Ini Asal-Usul dan Makna dari Lomba 17-an
“Tujuh belas Agustus
tahun ’45, inilah hari kemerdekaan kita. Hari merdeka nusa dan bangsa, hari
lahirnya bangsa Indonesia. Merdeka ....!!”
Bulan Agustus menjadi bulan yang istimewa bagi bangsa
Indonesia. Berbagai kegiatan digelar untuk menyemarakkannya. Kurang lengkap
rasanya jika momen 17an tanpa diisi dengan kegiatan lomba. Mulai dari tingkat
RT hingga tingkat nasional. Namun, tahukah Anda dari mana tradisi lomba
Agustusan berasal? Lalu apa makna dari perlombaan itu?
Sorak penonton menyemangati para peserta lomba, menjadi
‘pemanis’ disetiap perlombaan. Lomba balap karung, panjat pinang, juga makan
kerupuk seakan menjadi tradisi setiap momen kemerdekaan.
Sejarahwan Bekasi, Ali Anwar, mengungkap acara 17-an dimulai
sejak 1950-an, ketika bangsa Indonesia benar-benar merdeka dan bangsa Belanda
sudah benar-benar kembali ke negaranya. Masyarakat saat itu memeriahkan
kemerdekaan dengan acara yang mengandung makna yang menggembirakan, seperti
pawai kolosal dan perlombaan di setiap kota kabupaten dan provinsi.
Dalam rangkaian acara 17-an itu juga ditampilkan teatrikal
yang menggambarkan kehebatan pejuang Republik Indonesia. “Meski hanya dengan
bambu runcing, namun pejuang Indonesia bisa mengalahkan penjajah Belanda yang
menggunakan senjata api lengkap dan tank baja,” katanya.
Setiap perlombaan tidak hanya sekadar kemeriahan untuk
mencari pemenang, tetapi juga memiliki arti yang dalam. Ali menjelaskan lomba
balap karung diadakan untuk mengenang masa-masa menderita saat dijajah Jepang. “Saking
menderitanya, sampai-sampai banyak rakyat kecil yang mengenakan pakaian terbuat
dari karung goni dan lembaran karet,” ungkapnya.
Lomba engrang sendiri diadakan untuk
mengenang bangsa Belanda yang tinggi jangkung, dan rakyat Indonesia juga bisa
jangkung tapi pakai egrang. Lomba tarik tambang sebagai semangat gotong-royong.

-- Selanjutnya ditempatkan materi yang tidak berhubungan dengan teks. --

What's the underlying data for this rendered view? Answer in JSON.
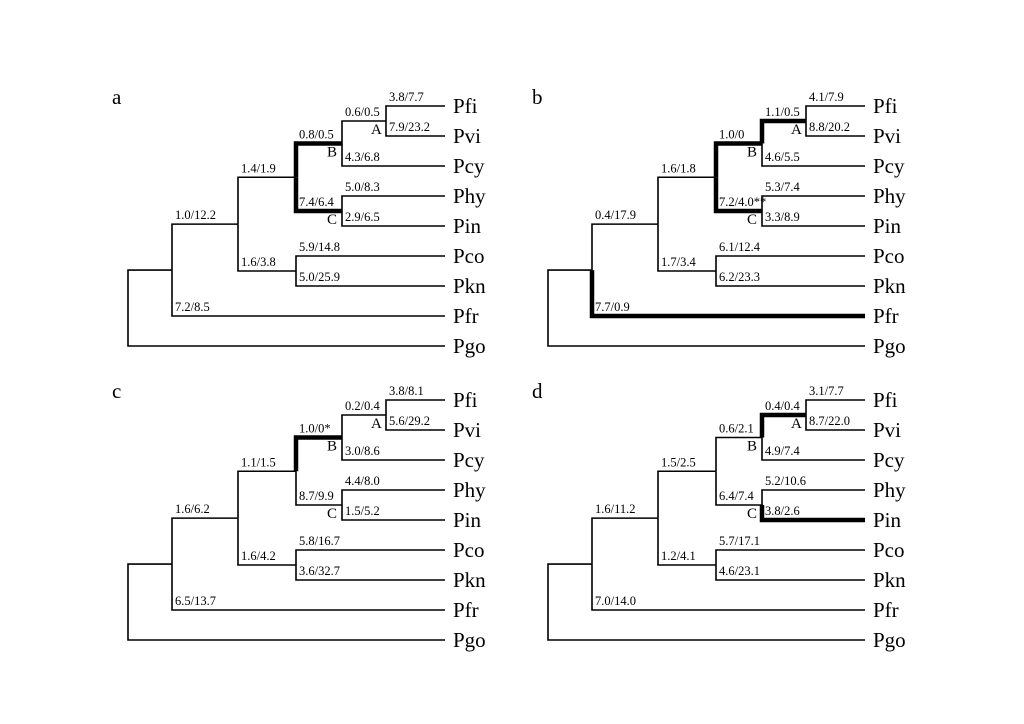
{
  "figure": {
    "tips": [
      "Pfi",
      "Pvi",
      "Pcy",
      "Phy",
      "Pin",
      "Pco",
      "Pkn",
      "Pfr",
      "Pgo"
    ],
    "clade_labels": {
      "A": "A",
      "B": "B",
      "C": "C"
    },
    "line_color": "#000000",
    "panels": [
      {
        "letter": "a",
        "branch_labels": {
          "Pfi": "3.8/7.7",
          "Pvi": "7.9/23.2",
          "A": "0.6/0.5",
          "B": "0.8/0.5",
          "Pcy": "4.3/6.8",
          "Phy": "5.0/8.3",
          "Pin": "2.9/6.5",
          "C": "7.4/6.4",
          "BC": "1.4/1.9",
          "Pco": "5.9/14.8",
          "Pkn": "5.0/25.9",
          "PcoPkn": "1.6/3.8",
          "N2": "1.0/12.2",
          "Pfr": "7.2/8.5"
        },
        "bold_branches": [
          "B",
          "C"
        ]
      },
      {
        "letter": "b",
        "branch_labels": {
          "Pfi": "4.1/7.9",
          "Pvi": "8.8/20.2",
          "A": "1.1/0.5",
          "B": "1.0/0",
          "Pcy": "4.6/5.5",
          "Phy": "5.3/7.4",
          "Pin": "3.3/8.9",
          "C": "7.2/4.0**",
          "BC": "1.6/1.8",
          "Pco": "6.1/12.4",
          "Pkn": "6.2/23.3",
          "PcoPkn": "1.7/3.4",
          "N2": "0.4/17.9",
          "Pfr": "7.7/0.9"
        },
        "bold_branches": [
          "A",
          "B",
          "C",
          "Pfr"
        ]
      },
      {
        "letter": "c",
        "branch_labels": {
          "Pfi": "3.8/8.1",
          "Pvi": "5.6/29.2",
          "A": "0.2/0.4",
          "B": "1.0/0*",
          "Pcy": "3.0/8.6",
          "Phy": "4.4/8.0",
          "Pin": "1.5/5.2",
          "C": "8.7/9.9",
          "BC": "1.1/1.5",
          "Pco": "5.8/16.7",
          "Pkn": "3.6/32.7",
          "PcoPkn": "1.6/4.2",
          "N2": "1.6/6.2",
          "Pfr": "6.5/13.7"
        },
        "bold_branches": [
          "B"
        ]
      },
      {
        "letter": "d",
        "branch_labels": {
          "Pfi": "3.1/7.7",
          "Pvi": "8.7/22.0",
          "A": "0.4/0.4",
          "B": "0.6/2.1",
          "Pcy": "4.9/7.4",
          "Phy": "5.2/10.6",
          "Pin": "3.8/2.6",
          "C": "6.4/7.4",
          "BC": "1.5/2.5",
          "Pco": "5.7/17.1",
          "Pkn": "4.6/23.1",
          "PcoPkn": "1.2/4.1",
          "N2": "1.6/11.2",
          "Pfr": "7.0/14.0"
        },
        "bold_branches": [
          "A",
          "Pin"
        ]
      }
    ]
  }
}
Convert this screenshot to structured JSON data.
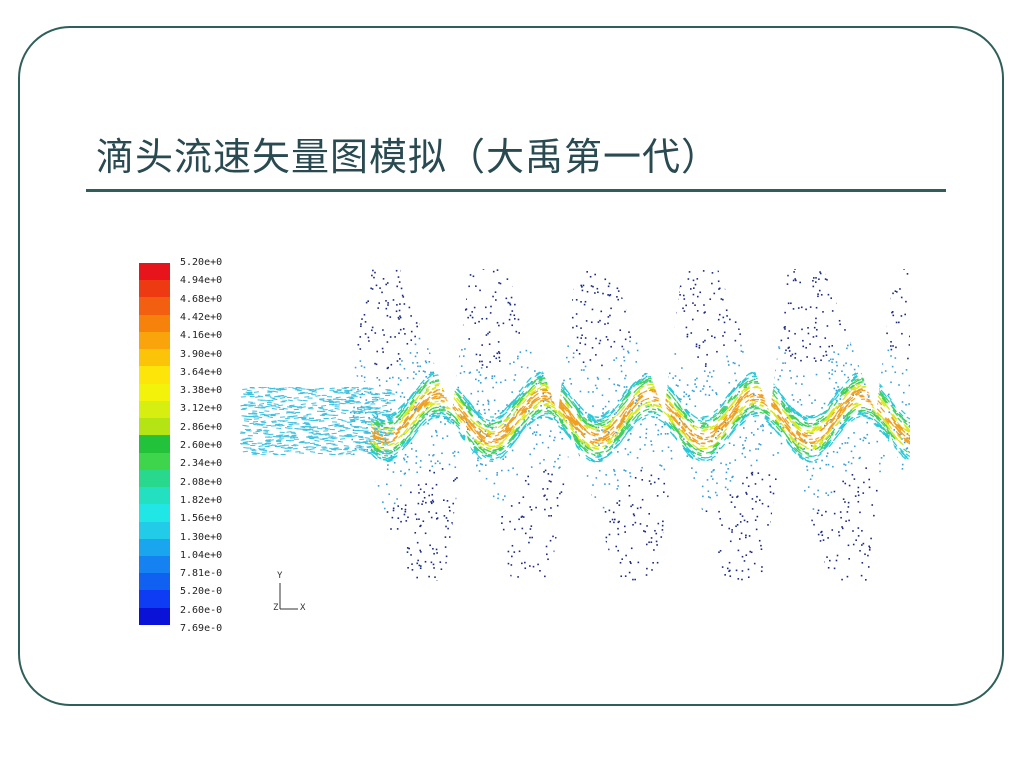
{
  "slide": {
    "title": "滴头流速矢量图模拟（大禹第一代）"
  },
  "legend": {
    "labels": [
      "5.20e+0",
      "4.94e+0",
      "4.68e+0",
      "4.42e+0",
      "4.16e+0",
      "3.90e+0",
      "3.64e+0",
      "3.38e+0",
      "3.12e+0",
      "2.86e+0",
      "2.60e+0",
      "2.34e+0",
      "2.08e+0",
      "1.82e+0",
      "1.56e+0",
      "1.30e+0",
      "1.04e+0",
      "7.81e-0",
      "5.20e-0",
      "2.60e-0",
      "7.69e-0"
    ],
    "colors": [
      "#e8141c",
      "#ee3a12",
      "#f25f10",
      "#f6820c",
      "#f8a40a",
      "#fbc408",
      "#fde50a",
      "#f2f20a",
      "#d6ee10",
      "#b4e414",
      "#22c33a",
      "#3ed44c",
      "#28d88c",
      "#22e0c0",
      "#20e6e6",
      "#22cce8",
      "#1aa6ee",
      "#1482f0",
      "#1060f2",
      "#0e3cf4",
      "#0a12d8"
    ]
  },
  "axes": {
    "y": "Y",
    "z": "Z",
    "x": "X"
  },
  "flow": {
    "inlet_color": "#3cc0e0",
    "core_colors": [
      "#f0a020",
      "#d8e81a",
      "#40d060",
      "#28c8d8"
    ],
    "eddy_color": "#1a2a80",
    "mid_color": "#3a9ed8"
  }
}
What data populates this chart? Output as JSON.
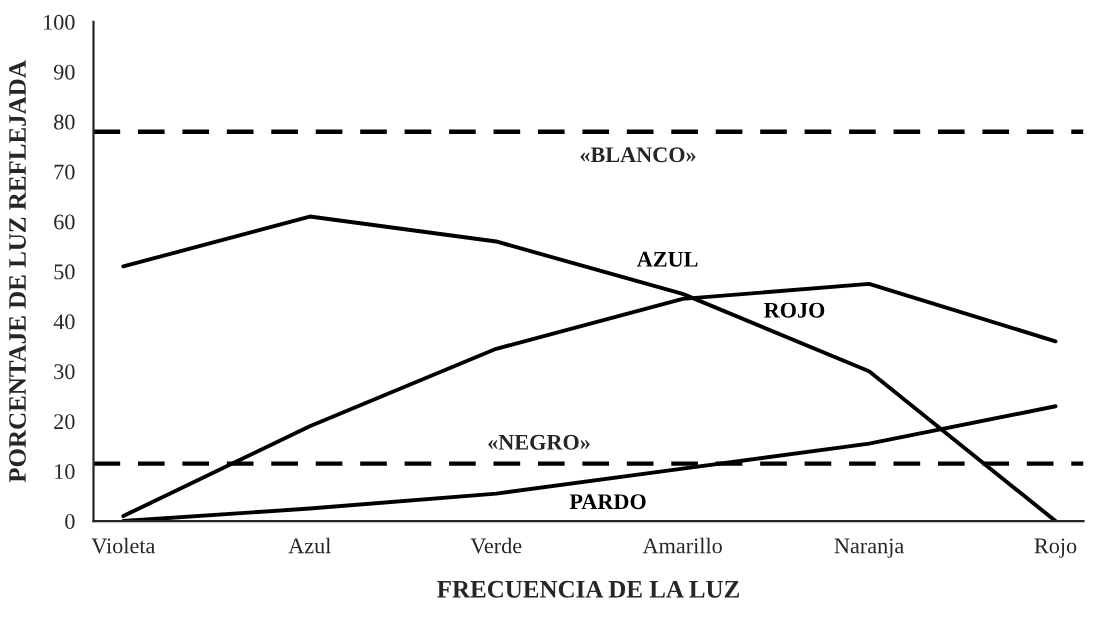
{
  "chart_data": {
    "type": "line",
    "xlabel": "FRECUENCIA DE LA LUZ",
    "ylabel": "PORCENTAJE DE LUZ REFLEJADA",
    "categories": [
      "Violeta",
      "Azul",
      "Verde",
      "Amarillo",
      "Naranja",
      "Rojo"
    ],
    "ylim": [
      0,
      100
    ],
    "yticks": [
      0,
      10,
      20,
      30,
      40,
      50,
      60,
      70,
      80,
      90,
      100
    ],
    "line_style": "solid",
    "series": [
      {
        "name": "AZUL",
        "color": "#000000",
        "values": [
          51,
          61,
          56,
          45.5,
          30,
          0
        ]
      },
      {
        "name": "ROJO",
        "color": "#000000",
        "values": [
          1,
          19,
          34.5,
          44.5,
          47.5,
          36
        ]
      },
      {
        "name": "PARDO",
        "color": "#000000",
        "values": [
          0,
          2.5,
          5.5,
          10.5,
          15.5,
          23
        ]
      }
    ],
    "ref_lines": [
      {
        "axis": "y",
        "value": 78,
        "label": "«BLANCO»",
        "color": "#000000",
        "line_style": "dashed"
      },
      {
        "axis": "y",
        "value": 11.5,
        "label": "«NEGRO»",
        "color": "#000000",
        "line_style": "dashed"
      }
    ]
  }
}
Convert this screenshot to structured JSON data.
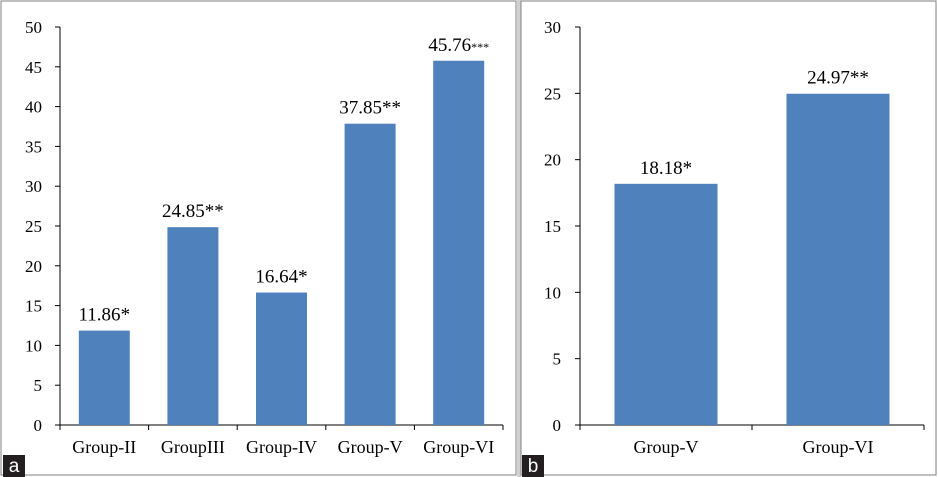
{
  "colors": {
    "bar": "#4f81bd",
    "frame": "#7f7f7f",
    "divider": "#d0d0d0",
    "tag_bg": "#231f20"
  },
  "chart_data": [
    {
      "type": "bar",
      "panel": "a",
      "categories": [
        "Group-II",
        "GroupIII",
        "Group-IV",
        "Group-V",
        "Group-VI"
      ],
      "values": [
        11.86,
        24.85,
        16.64,
        37.85,
        45.76
      ],
      "data_labels": [
        {
          "value": "11.86",
          "mark": "*"
        },
        {
          "value": "24.85",
          "mark": "**"
        },
        {
          "value": "16.64",
          "mark": "*"
        },
        {
          "value": "37.85",
          "mark": "**"
        },
        {
          "value": "45.76",
          "mark": "***"
        }
      ],
      "ylim": [
        0,
        50
      ],
      "yticks": [
        0,
        5,
        10,
        15,
        20,
        25,
        30,
        35,
        40,
        45,
        50
      ],
      "grid": false,
      "title": "",
      "xlabel": "",
      "ylabel": ""
    },
    {
      "type": "bar",
      "panel": "b",
      "categories": [
        "Group-V",
        "Group-VI"
      ],
      "values": [
        18.18,
        24.97
      ],
      "data_labels": [
        {
          "value": "18.18",
          "mark": "*"
        },
        {
          "value": "24.97",
          "mark": "**"
        }
      ],
      "ylim": [
        0,
        30
      ],
      "yticks": [
        0,
        5,
        10,
        15,
        20,
        25,
        30
      ],
      "grid": false,
      "title": "",
      "xlabel": "",
      "ylabel": ""
    }
  ]
}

Ada juga lomba makan kerupuk untuk menghibur semua pihak, bahwa untuk
mendapatkan yang diinginkan harus dengan perjuangan.
Lalu,
Lomba panjat pinang merupakan tradisi orang
Belanda di Indonesia yang menghibur dirinya dengan menyaksikan pribumi yang
bersusah payah mengambil berbagai barang di puncak pohon pinang, namun dilumuri
minyak oli. Namun, tradisi itu masih berlangsung hingga saat ini. Bedanya, saat
ini antara donatur dengan rakyat sama-sama senang, tanpa ada unsur melecehkan.
Ali
Anwar sendiri mengaku pernah suka dengan lomba makan kerupuk. “Selain
bisa makan, juga dapat hadiah. Sedangkan lomba yang mengasah ilmu, dengan cara
mengikuti lomba penulisan,” ungkapnya.
Ali juga berharap kemerdekaan Indonesia bisa kembali ke
khitbahnya sesuai Pembukaan Undang-undang Dasar Republik Indonesia 1945. Bahwa
sesunggunya kemerdekaan itu adalah hak segala bangsa, dan oleh sebab itu
penjajahan di atas dunia harus dihapuskan. “Agar tidak dijajah lagi oleh bangsa
asing atau bangsa sendiri, maka anak-anak Indonesia harus berpendidikan,
menjalankan ajaran agama dengan sebaik-baiknya, memupuk semangat nasionalisme
dan patriotisme sejak dini,” tuturnya.